John Eliot Gardiner dirigiert Beethovens Neunte atemberaubend und verleiht ihr mit mit dem London Symphony Orchestra einen ambivalenten Duktus

Hamburg. Freude, Liebe, Brüderlichkeit - hehre Worte das. Beethoven, eigenwilliger und politischer Kopf, der er war, wusste nicht nur um den Wert dieser Ideale, sondern auch um ihre Abgründe. Wie er in seiner Oper "Fidelio" den unglücklich gefangenen und fieberkranken Florestan sich an dem Wort "Freiheit" vor Überwältigung geradezu verschlucken lässt, ist schlicht herzzerreißend.

Der große, noch nicht gar so alte Mann der englischen Originalklangbewegung, Sir John Eliot Gardiner, hat bei seinem umjubelten Konzert in der Laeiszhalle Beethovens Neunter einen ähnlich ambivalenten Duktus verliehen - fast ein Sakrileg, ist doch die mythenumwobene letzte Sinfonie des Titanen das Herzstück mitteleuropäischer kultureller Identität und soll, bitte schön, als Hochamt zelebriert werden.

Gardiners Lesart hatte indes kein Gramm Pathos. Im Verein mit dem London Symphony Orchestra skelettierte er das Werk förmlich. Kein zweckfreier Wohlklang versperrte den Blick auf die zerklüfteten Strukturen. Stattdessen folgten ihm die Musiker so agil, wie man es einem ausgewachsenen Sinfonieorchester nicht zutrauen würde. Da hing nichts über, jede kleine Wendung und jede dynamische Nuance erschienen wie gemeißelt.

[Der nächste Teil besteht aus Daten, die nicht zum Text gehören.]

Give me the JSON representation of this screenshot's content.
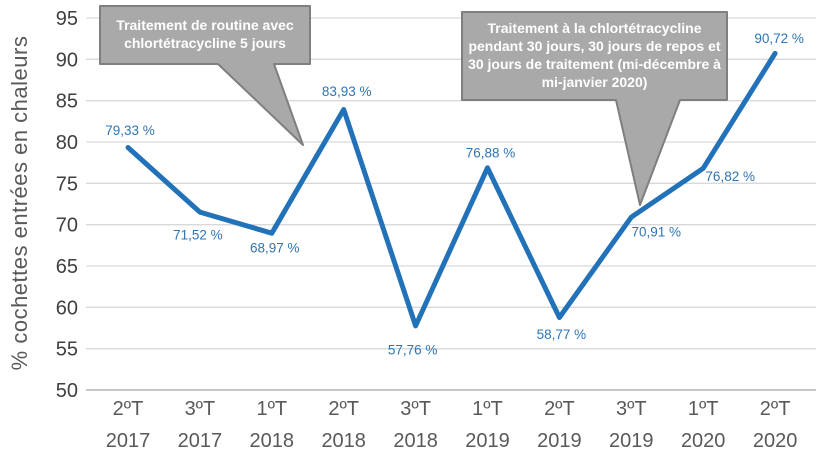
{
  "chart_data": {
    "type": "line",
    "title": "",
    "xlabel": "",
    "ylabel": "% cochettes entrées en chaleurs",
    "ylim": [
      50,
      95
    ],
    "yticks": [
      50,
      55,
      60,
      65,
      70,
      75,
      80,
      85,
      90,
      95
    ],
    "grid": true,
    "legend": "none",
    "categories": [
      {
        "quarter": "2ºT",
        "year": "2017"
      },
      {
        "quarter": "3ºT",
        "year": "2017"
      },
      {
        "quarter": "1ºT",
        "year": "2018"
      },
      {
        "quarter": "2ºT",
        "year": "2018"
      },
      {
        "quarter": "3ºT",
        "year": "2018"
      },
      {
        "quarter": "1ºT",
        "year": "2019"
      },
      {
        "quarter": "2ºT",
        "year": "2019"
      },
      {
        "quarter": "3ºT",
        "year": "2019"
      },
      {
        "quarter": "1ºT",
        "year": "2020"
      },
      {
        "quarter": "2ºT",
        "year": "2020"
      }
    ],
    "series": [
      {
        "name": "% cochettes entrées en chaleurs",
        "values": [
          79.33,
          71.52,
          68.97,
          83.93,
          57.76,
          76.88,
          58.77,
          70.91,
          76.82,
          90.72
        ],
        "point_labels": [
          "79,33 %",
          "71,52 %",
          "68,97 %",
          "83,93 %",
          "57,76 %",
          "76,88 %",
          "58,77 %",
          "70,91 %",
          "76,82 %",
          "90,72 %"
        ]
      }
    ],
    "annotations": [
      {
        "text": "Traitement de routine avec chlortétracycline 5 jours",
        "points_to": "entre 1ºT 2018 et 2ºT 2018"
      },
      {
        "text": "Traitement à la chlortétracycline pendant 30 jours, 30 jours de repos et 30 jours de traitement (mi-décembre à mi-janvier 2020)",
        "points_to": "3ºT 2019"
      }
    ]
  },
  "colors": {
    "line": "#2272B9",
    "data_label": "#2E75B6",
    "ytick_text": "#404040",
    "xtick_text": "#595959",
    "axis_title_text": "#595959",
    "gridline": "#D9D9D9",
    "axis_line": "#BFBFBF",
    "callout_fill": "#A9A9A9",
    "callout_border": "#7F7F7F",
    "callout_text": "#FFFFFF"
  }
}
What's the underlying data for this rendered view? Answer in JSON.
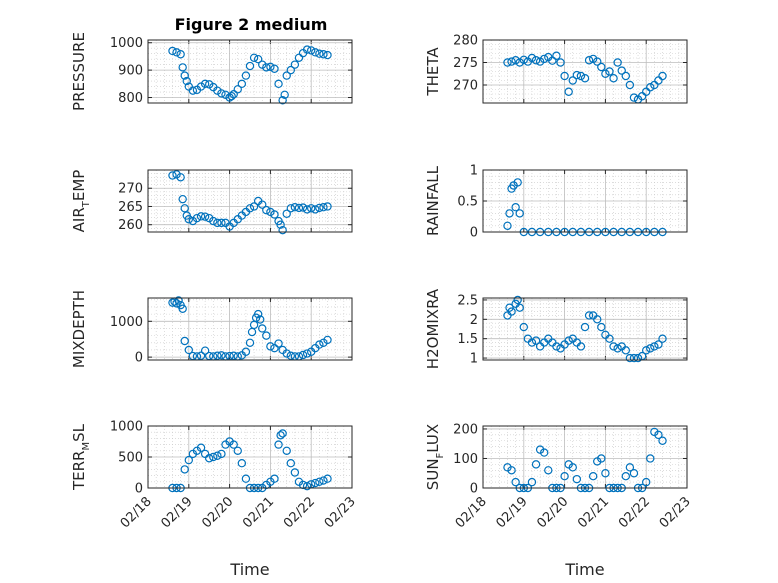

Der entschieden und vor allem einheitlich vibratoarme Streicherklang war ein Zeichen dafür, wie genau Gardiner seine Vorstellungen verwirklicht, auch wenn er nicht am Pult seines eigenen, mit Originalinstrumenten besetzten Ensembles steht. Vor allem aber entwickelten die Beteiligten so ein Farbspektrum, das seinesgleichen suchte. Die Hörner schmetterten nur so, und ja, auch die Neunte hat ihre naturhaften Stellen.

Gardiners Kompromisslosigkeit zeigte sich bei aller tänzerischen Lässigkeit seines Dirigats im monumentalen Schlusssatz. Da schüchterte er den Saal regelrecht ein mit seinem gänzlich unsentimentalen und um so bestürzenderen Zugriff. Das "Alle Menschen werden Brüder" schrie der Monteverdi Choir wie in höchster Not. Statt die unbequem instrumental geführten Partien der Gesangssolisten zu glätten, strich Gardiner das Widerspenstige, Aufrüttelnde daran heraus, und sei es um den Preis, dass sie sich gegen die Mammutbesetzung von Chor und Orchester manchmal nicht durchsetzen konnten.

Eine atemberaubende, aufrüttelnde Neunte war das - nebenbei eine ganze Viertelstunde kürzer als das Gardemaß von Karajan. Vorweg gab es eine hinreißend schwungvolle Fassung von Beethovens sinfonischem Erstling, seiner C-Dur-Sinfonie. Schade nur, dass die Dame in Reihe 15 in gefühlt jedem Satz und noch an den zartesten Stellen einen Bonbon aus ihrer Tasche kramte und auswickelte. Einmal hat sie's unterlassen. Dafür war dann ihr Begleiter dran.